La Gueuze, "bière primitive", attire à Bruxelles les curieux du monde entier
La brasserie Cantillon se positionne sur la marché des "lambic", une spécialité régionale caractérisant des bières acides issues d'une fermentation à l'air libre qui se poursuit ensuite des mois, voire des années, dans des barriques de bois.
A la fin des années 1970, les dirigeants de Cantillon ont fait de leur brasserie un "Musée de la Gueuze", qui accueille aujourd'hui plus de 30.000 visiteurs par an. Un lieu dans lequel les amateurs peuvent jeter un œil au brassin et déambuler au milieu des cuves de cuivre rouge, avant la séquence dégustation.
Ce matin-là, les curieux qui ont poussé la porte du vieux bâtiment, dans la commune bruxelloise d'Anderlecht, sont italiens, français, japonais ou venus d'Angleterre, tandis que résonne dans les couloirs bas de plafond l'accent québecois de deux stagiaires canadiens.

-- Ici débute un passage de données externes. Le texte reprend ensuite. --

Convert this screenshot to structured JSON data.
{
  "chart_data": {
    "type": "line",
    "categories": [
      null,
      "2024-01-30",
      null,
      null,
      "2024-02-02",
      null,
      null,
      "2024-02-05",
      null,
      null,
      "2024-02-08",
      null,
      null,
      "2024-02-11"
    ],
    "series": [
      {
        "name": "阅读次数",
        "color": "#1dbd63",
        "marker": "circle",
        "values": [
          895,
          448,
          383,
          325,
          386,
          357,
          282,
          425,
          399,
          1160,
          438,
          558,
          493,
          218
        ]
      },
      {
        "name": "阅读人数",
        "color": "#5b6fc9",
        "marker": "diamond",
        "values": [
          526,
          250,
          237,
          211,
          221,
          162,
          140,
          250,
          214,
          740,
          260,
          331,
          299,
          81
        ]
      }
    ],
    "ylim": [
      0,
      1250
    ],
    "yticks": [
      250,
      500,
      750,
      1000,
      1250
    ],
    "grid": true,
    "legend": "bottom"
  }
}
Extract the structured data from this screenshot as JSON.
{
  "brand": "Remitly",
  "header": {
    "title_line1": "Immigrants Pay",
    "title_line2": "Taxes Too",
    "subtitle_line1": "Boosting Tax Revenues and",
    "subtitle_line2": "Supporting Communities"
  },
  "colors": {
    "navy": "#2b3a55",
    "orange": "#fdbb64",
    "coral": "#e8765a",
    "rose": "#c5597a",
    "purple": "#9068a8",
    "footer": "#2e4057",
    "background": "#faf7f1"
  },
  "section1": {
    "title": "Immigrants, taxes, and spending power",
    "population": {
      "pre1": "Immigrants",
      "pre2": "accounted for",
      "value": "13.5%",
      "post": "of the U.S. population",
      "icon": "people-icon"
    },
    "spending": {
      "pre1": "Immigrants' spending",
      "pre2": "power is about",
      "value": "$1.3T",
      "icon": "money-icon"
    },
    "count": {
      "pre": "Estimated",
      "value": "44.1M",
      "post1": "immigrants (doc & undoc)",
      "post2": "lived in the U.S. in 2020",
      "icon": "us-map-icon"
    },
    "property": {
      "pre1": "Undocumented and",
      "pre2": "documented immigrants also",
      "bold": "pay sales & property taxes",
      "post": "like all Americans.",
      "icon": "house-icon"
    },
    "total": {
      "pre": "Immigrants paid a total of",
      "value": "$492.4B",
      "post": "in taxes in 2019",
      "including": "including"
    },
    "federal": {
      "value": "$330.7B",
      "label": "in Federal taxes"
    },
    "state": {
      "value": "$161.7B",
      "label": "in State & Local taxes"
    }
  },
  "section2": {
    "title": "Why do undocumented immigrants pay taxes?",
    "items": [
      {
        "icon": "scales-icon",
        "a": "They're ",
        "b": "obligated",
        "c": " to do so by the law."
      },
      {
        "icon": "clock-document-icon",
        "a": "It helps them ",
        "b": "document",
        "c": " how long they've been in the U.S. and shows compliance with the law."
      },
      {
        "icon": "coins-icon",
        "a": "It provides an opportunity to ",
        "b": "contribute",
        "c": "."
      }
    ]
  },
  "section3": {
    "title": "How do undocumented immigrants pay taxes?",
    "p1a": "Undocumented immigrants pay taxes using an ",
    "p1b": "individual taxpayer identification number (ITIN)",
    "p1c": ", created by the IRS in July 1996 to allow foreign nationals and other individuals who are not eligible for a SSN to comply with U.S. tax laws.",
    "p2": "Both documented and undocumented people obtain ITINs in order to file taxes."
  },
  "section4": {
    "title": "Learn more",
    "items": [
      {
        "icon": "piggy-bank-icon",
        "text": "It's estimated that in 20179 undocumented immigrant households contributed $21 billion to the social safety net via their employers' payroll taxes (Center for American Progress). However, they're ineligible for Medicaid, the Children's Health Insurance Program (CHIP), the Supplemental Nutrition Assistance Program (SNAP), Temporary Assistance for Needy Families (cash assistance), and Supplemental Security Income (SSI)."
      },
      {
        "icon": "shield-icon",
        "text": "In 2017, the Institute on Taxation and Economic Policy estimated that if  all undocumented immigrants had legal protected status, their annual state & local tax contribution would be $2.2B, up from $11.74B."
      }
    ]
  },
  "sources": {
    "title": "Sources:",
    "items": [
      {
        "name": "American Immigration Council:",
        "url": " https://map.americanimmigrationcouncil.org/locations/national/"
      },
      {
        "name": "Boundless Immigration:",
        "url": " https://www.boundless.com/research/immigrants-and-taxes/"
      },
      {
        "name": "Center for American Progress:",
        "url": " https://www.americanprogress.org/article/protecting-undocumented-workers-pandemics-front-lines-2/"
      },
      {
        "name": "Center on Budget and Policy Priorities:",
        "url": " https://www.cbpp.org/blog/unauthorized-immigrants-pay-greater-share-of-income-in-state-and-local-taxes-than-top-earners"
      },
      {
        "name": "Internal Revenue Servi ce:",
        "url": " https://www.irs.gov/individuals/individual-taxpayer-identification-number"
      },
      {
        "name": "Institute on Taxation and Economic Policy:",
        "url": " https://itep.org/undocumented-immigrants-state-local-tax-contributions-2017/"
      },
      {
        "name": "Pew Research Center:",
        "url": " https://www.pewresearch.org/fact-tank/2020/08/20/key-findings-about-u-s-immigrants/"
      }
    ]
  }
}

Isabelle Gignac, qui travaille dans une microbrasserie sur le littoral de la Gaspésie (Québec), explique à l'AFP être envoyée là par son employeur pour s'inspirer du "savoir-faire" de Cantillon en termes d'assemblages et de maturation de la bière.
"Ici on brasse toujours la même bière mais on la fait maturer plus on moins longtemps dans des barriques différentes (...) il y a une multitude de produits basés sur la même recette", souligne la trentenaire, venue en stage pour cinq semaines.
"Ces bières sont ancrées dans un terroir, ça explique leur très forte réputation auprès des amateurs", fait valoir John Gallagher, un visiteur irlandais, en dégustant une variété aux fruits rouges.
Il dit avoir hérité d'un oncle voyageur le goût pour la culture belge de la bière, alors qu'"en Angleterre, les recettes traditionnelles se sont perdues", selon ce chercheur à l'université de Leeds.
"Les bières d'avant la pasteurisation"
Griottes, camerises, abricots, fleurs de sureau: Cantillon varie les arômes fruités dans ses assemblages de Lambic, des macérations qui interviennent après la première fermentation naturelle, dite "spontanée", se produisant par temps froid avec la multitude de levures et bactéries présentes dans l'air ambiant.
"Le lambic est ce qui ressemble le plus aux bières primitives, c'est-à-dire aux bières qui étaient élaborées avant que Louis Pasteur et les grands microbiologistes de la seconde moitié du XIXe siècle ne maîtrisent la levure", raconte l'un des dirigeants, Jean-Pierre Van Roy.
"On est avant la pasteurisation, on a du lambic à l'état pur", s'enthousiasme cet octogénaire.
Dans un pays de 11,8 millions d'habitants, où ont été consommés 6,5 millions d'hectolitres (hl) de bière en 2023, la production de Cantillon est plutôt confidentielle: 2.500 hl/an en moyenne.
Elle est vendue aux deux tiers à l'étranger, selon la direction. Et n'a pas besoin de la vitrine du "Belgian Beer World", le centre d'exposition dédié aux bières belges ouvert l'an dernier en plein centre de Bruxelles.
Jean-Pierre Van Roy explique que Cantillon a refusé d'être associé à ce lieu, selon lui surtout destiné à servir les poids lourds de l'industrie brassicole comme AB InBev.
"C'est leur droit", estime Krishan Maudgal, directeur du syndicat des brasseurs belges, qui comprend la "fierté" de Cantillon, pièce du patrimoine bruxellois avec son musée établi "dans la dernière brasserie historique du centre".